Royal College of General Practitioners
Publication Type:
Journal Article
BJGP Open, 2017, 1, (3), pp. 1-12
Issue Date:
Full metadata record
BACKGROUND: A randomised controlled trial (RCT) in general practice, recruiting incident patients with (sub)acute sciatica, was discontinued because of insufficient recruitment. AIM: To describe factors that influenced the recruitment process and ultimately led to discontinuation of this trial, and to enable others to learn from this experience. DESIGN & SETTING: A pragmatic RCT was designed to compare two pain medication prescription strategies for treatment of (sub)acute sciatica in general practice. After 1 year of patient recruitment, the trial was prematurely terminated. METHOD: To analyse the underperforming recruitment, patient information systems of 20 general practices were screened twice a month to search for eligible patients and identify reasons for non-eligibility. Secondly, after study termination, an open question was distributed to the participating GPs for their views on the recruitment process. RESULTS: A total of 116 GPs from 37 general practices collaborated in the trial. Only eight of 234 patients were included after 12 months.

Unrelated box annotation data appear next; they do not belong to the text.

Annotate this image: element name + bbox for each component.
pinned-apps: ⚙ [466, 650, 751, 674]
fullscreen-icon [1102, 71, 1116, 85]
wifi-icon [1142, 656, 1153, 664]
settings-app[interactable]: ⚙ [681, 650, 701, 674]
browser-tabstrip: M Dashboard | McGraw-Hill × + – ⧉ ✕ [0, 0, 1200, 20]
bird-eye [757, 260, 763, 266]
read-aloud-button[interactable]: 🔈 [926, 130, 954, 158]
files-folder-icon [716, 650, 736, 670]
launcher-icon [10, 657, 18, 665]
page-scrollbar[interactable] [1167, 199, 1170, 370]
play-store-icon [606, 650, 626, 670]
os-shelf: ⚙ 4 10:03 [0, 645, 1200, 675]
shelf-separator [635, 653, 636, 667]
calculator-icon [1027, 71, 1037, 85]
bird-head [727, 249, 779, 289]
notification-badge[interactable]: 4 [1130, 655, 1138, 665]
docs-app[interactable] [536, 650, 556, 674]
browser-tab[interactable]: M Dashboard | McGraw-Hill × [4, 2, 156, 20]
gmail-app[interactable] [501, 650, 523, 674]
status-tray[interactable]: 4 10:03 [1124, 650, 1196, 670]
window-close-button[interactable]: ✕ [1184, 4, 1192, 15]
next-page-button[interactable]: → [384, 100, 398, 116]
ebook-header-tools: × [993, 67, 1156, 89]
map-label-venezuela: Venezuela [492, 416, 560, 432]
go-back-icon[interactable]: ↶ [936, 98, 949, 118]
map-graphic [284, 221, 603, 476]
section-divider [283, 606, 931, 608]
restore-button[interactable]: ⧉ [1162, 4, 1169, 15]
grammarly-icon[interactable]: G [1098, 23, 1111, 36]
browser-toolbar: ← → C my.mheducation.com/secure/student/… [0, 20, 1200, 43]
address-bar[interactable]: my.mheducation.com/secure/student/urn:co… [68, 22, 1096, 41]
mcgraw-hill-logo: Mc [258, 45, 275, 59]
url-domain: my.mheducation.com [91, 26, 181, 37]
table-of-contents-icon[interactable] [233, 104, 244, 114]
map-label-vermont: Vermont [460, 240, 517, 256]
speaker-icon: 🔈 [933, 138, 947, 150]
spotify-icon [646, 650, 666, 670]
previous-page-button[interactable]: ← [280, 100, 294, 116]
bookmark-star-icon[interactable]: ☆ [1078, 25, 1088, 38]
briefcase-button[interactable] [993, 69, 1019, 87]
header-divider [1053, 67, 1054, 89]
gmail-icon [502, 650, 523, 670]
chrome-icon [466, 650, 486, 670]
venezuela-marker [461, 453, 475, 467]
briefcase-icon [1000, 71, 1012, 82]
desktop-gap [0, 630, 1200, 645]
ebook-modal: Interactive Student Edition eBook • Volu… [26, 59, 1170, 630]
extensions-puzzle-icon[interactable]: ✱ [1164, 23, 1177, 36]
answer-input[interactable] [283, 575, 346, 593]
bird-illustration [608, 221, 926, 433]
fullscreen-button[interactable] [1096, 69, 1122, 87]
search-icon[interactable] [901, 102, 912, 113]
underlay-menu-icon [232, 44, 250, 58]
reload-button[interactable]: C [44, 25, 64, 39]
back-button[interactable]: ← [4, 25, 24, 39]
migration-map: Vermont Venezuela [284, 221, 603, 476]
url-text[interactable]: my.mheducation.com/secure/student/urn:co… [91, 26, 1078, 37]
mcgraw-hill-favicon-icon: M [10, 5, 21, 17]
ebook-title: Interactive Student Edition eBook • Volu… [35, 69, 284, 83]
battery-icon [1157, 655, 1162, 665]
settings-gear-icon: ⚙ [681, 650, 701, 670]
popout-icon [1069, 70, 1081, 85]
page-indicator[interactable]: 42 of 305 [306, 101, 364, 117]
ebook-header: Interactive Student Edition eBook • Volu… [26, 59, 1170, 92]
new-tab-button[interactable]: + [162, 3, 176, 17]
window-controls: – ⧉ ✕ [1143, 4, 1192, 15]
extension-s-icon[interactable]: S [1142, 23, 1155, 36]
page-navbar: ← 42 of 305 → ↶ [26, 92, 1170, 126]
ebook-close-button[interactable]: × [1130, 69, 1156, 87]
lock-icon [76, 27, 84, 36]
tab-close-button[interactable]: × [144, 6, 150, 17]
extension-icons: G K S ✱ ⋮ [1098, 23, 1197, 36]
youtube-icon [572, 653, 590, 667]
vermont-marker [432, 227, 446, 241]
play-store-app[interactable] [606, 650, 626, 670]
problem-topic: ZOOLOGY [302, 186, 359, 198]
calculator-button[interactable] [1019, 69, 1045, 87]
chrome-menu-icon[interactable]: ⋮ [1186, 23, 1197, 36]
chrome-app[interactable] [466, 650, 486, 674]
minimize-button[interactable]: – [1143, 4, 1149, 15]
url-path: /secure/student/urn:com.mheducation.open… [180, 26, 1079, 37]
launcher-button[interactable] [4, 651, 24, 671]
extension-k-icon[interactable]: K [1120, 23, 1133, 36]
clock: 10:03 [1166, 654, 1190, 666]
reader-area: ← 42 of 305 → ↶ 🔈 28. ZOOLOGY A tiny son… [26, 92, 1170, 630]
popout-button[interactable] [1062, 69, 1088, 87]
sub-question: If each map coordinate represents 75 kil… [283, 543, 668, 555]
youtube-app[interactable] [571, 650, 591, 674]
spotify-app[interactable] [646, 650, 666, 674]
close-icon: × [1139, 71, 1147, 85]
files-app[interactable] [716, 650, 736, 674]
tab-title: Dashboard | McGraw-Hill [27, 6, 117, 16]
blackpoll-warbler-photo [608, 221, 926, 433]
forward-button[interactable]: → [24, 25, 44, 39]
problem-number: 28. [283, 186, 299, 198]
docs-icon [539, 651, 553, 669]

The 22 GPs who offered their opinion on the main reasons for unsuccessful recruitment considered that these were the low incidence rate and strict eligibility criteria, a strong patient and/or GP preference, and time constraints. CONCLUSION: For this RCT, multiple factors were related to recruitment problems but it remains unknown which determinants prevailed. As the research question is unanswered but remains relevant, it is recommended that GPs' daily practice is taken into account when designing an RCT, a pilot study should be performed for feasibility of recruitment, and GP assistants should be involved at an early stage.